Reputation: 1041
I have a dataframe with a description column and I am trying to parse out measurements from text in that column.
df['measurements'] = [re.findall('\S+\scm', i) + re.findall('\S+cm', i) for i in df['description'] if i is not None]
#...
Some of the rows in the description column are empty so the code above gives me a ValueError because the length of values doesn't match the length of the index. How do I append a filler value like NaN if the row is empty so that the length of the values matches the length of the index and the new measurements column can be made?

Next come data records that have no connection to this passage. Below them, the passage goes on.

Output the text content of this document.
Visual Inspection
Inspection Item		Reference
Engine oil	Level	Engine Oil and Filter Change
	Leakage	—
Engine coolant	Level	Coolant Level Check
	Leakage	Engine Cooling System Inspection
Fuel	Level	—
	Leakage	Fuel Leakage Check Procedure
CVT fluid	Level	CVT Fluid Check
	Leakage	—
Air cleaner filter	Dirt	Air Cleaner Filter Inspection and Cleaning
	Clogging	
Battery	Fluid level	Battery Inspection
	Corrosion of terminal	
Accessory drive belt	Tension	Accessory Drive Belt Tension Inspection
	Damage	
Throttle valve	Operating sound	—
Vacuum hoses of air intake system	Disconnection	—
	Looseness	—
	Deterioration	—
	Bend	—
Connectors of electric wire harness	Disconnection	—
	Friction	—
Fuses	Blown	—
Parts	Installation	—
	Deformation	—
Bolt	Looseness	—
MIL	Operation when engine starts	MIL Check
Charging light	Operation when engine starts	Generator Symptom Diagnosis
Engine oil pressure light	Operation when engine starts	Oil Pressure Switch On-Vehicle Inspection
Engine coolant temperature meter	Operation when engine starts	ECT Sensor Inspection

The output would look similar to this: eg.
description measurements
blabla 32cm x 24cm x 12cm blabla ['32cm', '24cm', '12cm']
NaN NaN
18cm x 15cm x 10cm blablabla ['18cm', '15cm', '10cm']
NaN NaN
Upvotes: 1
Views: 843
Reputation: 862671
I think you need str.findall
what works with None
s perfectly - it return NaN
in output:
df['measurements'] = df['description'].str.findall('\S+\scm') +
df['description'].str.findall('\S+cm')
And if need replace None
s to empty lists simpliest is use fillna
:
des = df['description'].fillna('')
df['measurements'] = des.str.findall('\S+\scm') + des.str.findall('\S+cm')
Sample:
df = pd.DataFrame({'description':['blabla 32cm x 24cm x 12cm blabla',np.nan,
'18cm x 15cm x 10cm blablabla',np.nan]})
print (df)
description
0 blabla 32cm x 24cm x 12cm blabla
1 NaN
2 18cm x 15cm x 10cm blablabla
3 NaN
df['measurements'] = df['description'].str.findall('\S+\scm') + \
df['description'].str.findall('\S+cm')
print (df)
description measurements
0 blabla 32cm x 24cm x 12cm blabla [32cm, 24cm, 12cm]
1 NaN NaN
2 18cm x 15cm x 10cm blablabla [18cm, 15cm, 10cm]
3 NaN NaN
des = df['description'].fillna('')
df['measurements'] = des.str.findall('\S+\scm') + des.str.findall('\S+cm')
print (df)
description measurements
0 blabla 32cm x 24cm x 12cm blabla [32cm, 24cm, 12cm]
1 NaN []
2 18cm x 15cm x 10cm blablabla [18cm, 15cm, 10cm]
3 NaN []
Upvotes: 2